A few minutes later they were all gathered in the office of the Chief of Detectives, Harvey and Suzie, Serpio, the Chief of Detectives, and the Medical Examiner. The Chief of Detectives poured coffee.

“Go ahead, Mr. and Mrs. Kepplemen,” he said. “You've had a long day.” His voice was gentle and comforting. “By the way, I am told that you can take Danish pastry out of the air. I can send out for some, but why do that if you can take it out of the air. Right?”

“Well—”

“Harvey doesn't really like to take things out of the air,” Suzie said. “He has a feeling that it's wrong. Isn't that so, Harvey?”

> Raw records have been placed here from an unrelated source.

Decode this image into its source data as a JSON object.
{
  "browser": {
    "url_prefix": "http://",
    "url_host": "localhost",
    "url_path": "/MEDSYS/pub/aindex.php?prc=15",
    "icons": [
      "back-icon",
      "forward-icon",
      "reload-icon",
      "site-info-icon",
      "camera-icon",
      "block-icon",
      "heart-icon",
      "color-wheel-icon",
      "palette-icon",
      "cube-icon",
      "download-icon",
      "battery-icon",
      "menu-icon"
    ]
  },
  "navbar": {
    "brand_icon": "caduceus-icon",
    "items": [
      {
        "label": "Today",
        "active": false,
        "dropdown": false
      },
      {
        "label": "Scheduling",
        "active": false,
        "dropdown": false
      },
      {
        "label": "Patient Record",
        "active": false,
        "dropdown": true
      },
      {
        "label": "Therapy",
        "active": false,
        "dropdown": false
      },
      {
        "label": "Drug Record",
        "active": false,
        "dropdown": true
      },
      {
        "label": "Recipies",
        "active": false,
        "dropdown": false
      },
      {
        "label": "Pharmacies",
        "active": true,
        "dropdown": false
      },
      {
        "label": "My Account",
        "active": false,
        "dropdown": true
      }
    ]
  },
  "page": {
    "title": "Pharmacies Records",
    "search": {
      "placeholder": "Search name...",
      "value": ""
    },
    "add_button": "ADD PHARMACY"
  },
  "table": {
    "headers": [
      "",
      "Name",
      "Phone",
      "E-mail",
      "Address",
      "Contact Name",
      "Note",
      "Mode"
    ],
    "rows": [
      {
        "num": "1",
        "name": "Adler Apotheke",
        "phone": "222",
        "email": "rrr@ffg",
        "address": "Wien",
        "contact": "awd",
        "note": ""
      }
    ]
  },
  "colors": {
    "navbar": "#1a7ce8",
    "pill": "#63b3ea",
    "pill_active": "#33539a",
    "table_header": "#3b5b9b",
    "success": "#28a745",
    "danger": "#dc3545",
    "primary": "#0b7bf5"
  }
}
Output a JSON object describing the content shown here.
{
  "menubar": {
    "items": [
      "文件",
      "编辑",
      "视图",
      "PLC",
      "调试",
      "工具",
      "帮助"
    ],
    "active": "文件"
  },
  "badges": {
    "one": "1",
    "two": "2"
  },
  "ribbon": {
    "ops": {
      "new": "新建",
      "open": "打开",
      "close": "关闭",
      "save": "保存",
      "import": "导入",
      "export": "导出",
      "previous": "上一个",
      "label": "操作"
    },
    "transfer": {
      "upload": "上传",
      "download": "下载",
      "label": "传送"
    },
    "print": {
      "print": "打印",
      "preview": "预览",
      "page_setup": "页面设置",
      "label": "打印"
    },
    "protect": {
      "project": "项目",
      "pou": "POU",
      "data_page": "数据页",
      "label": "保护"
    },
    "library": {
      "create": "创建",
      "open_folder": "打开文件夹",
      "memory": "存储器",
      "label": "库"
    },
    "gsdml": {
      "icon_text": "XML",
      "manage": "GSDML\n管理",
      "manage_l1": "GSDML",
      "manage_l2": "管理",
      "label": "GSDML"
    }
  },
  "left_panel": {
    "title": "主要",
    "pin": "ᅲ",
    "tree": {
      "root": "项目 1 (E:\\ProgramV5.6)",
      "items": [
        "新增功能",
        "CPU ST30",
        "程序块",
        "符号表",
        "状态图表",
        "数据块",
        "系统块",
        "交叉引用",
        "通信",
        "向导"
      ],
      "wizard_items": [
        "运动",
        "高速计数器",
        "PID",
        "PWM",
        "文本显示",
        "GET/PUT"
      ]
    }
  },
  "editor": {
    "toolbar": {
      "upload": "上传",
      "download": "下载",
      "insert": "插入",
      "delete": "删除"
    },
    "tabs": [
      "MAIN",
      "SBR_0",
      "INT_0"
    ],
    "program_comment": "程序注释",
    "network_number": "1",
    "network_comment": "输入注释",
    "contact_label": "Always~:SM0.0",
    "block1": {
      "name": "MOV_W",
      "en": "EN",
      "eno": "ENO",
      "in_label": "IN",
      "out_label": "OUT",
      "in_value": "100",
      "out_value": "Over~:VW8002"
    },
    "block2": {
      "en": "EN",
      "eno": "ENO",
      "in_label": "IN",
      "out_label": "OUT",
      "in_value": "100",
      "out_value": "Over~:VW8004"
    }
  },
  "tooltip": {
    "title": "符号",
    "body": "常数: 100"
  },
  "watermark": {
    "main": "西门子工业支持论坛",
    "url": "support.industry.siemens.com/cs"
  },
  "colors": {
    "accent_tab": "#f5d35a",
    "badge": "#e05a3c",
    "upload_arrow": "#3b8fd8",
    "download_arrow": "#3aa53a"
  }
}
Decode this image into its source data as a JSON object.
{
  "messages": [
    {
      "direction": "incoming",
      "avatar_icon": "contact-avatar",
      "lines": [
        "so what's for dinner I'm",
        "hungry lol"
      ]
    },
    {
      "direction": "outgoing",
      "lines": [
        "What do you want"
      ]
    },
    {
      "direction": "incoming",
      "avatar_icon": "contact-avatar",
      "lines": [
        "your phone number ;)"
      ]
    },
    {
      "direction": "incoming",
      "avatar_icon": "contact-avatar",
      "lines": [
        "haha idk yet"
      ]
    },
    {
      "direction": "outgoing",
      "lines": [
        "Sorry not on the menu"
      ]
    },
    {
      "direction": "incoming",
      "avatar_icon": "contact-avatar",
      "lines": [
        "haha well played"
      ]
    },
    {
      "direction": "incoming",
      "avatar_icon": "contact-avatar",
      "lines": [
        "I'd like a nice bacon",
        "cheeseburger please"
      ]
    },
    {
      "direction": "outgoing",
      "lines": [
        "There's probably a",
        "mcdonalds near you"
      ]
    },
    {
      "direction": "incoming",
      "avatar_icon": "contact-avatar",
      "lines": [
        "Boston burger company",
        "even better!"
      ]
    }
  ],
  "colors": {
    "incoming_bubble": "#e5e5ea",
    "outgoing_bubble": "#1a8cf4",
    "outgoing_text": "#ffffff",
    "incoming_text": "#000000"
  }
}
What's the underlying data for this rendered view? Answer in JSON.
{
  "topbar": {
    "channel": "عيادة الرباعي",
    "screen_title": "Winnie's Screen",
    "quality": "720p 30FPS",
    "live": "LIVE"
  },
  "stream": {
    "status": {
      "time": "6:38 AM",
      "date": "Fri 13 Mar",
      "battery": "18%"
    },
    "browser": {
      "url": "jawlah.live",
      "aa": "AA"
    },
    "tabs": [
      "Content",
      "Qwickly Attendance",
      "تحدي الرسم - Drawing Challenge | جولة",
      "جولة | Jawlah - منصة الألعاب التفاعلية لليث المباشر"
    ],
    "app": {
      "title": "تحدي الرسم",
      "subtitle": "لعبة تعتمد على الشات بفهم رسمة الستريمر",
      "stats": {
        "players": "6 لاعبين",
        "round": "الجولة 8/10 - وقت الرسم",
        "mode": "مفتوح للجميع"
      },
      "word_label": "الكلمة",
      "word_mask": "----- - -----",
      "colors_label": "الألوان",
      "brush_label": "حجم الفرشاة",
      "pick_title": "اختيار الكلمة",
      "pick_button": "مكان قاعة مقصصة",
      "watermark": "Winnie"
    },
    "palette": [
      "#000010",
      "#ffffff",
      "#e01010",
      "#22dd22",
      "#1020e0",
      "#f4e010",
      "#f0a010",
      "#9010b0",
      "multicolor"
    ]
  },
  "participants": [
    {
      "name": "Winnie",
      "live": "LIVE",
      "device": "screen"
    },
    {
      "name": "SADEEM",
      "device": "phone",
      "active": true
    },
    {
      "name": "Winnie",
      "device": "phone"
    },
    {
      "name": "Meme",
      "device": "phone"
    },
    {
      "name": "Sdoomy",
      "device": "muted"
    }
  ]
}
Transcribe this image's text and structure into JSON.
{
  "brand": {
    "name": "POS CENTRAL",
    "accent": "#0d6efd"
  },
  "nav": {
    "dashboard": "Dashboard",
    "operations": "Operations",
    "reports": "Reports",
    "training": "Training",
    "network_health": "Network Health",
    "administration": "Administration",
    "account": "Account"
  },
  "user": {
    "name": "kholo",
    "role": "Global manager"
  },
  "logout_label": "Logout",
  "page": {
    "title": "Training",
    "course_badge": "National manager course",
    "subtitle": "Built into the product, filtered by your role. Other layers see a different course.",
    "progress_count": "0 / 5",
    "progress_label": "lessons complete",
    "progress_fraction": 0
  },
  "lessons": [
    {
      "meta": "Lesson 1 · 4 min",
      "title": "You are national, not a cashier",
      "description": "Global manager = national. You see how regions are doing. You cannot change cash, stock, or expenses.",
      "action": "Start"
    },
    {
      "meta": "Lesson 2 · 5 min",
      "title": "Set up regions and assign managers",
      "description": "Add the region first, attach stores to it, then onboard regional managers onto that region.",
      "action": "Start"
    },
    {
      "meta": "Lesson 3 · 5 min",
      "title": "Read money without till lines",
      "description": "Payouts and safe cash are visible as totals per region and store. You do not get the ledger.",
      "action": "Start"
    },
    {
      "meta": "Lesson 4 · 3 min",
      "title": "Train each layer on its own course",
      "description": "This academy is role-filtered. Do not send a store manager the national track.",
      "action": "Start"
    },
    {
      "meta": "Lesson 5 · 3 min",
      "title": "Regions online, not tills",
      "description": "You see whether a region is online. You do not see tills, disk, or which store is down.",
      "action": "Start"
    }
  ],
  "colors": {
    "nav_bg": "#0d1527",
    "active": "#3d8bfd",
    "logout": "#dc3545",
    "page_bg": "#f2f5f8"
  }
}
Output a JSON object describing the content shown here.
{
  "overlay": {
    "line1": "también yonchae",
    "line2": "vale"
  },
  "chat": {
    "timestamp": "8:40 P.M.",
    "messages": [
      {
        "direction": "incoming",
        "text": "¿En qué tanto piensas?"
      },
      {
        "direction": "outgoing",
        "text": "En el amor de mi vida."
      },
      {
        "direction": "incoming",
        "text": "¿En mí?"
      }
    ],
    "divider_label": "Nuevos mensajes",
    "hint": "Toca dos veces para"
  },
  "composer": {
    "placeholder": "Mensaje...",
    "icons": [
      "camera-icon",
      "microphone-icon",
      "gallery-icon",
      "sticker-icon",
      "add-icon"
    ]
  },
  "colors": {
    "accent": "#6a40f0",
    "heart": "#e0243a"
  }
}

“Well,” Harvey said uneasily, “well—I mean that all my life I never had a talent for anything. My mother was Ruth Kepplemen …” He hesitated, looking from face to face.

“Go on, Harvey,” said the Chief of Detectives. “Whatever you want to tell us.”

“Well, she was an artist. I mean she painted lots of pictures, and she kept telling her friends, Harvey hasn't a creative bone in his body—”

“About the Danish, Harvey?”

“Well, Suzie and I were driving through Baltimore—”

“Detective Serpio told me about that. I was thinking that here we all are with coffee, and it's past midnight, and maybe you'd like to reach out into the air and get us some prune Danish.”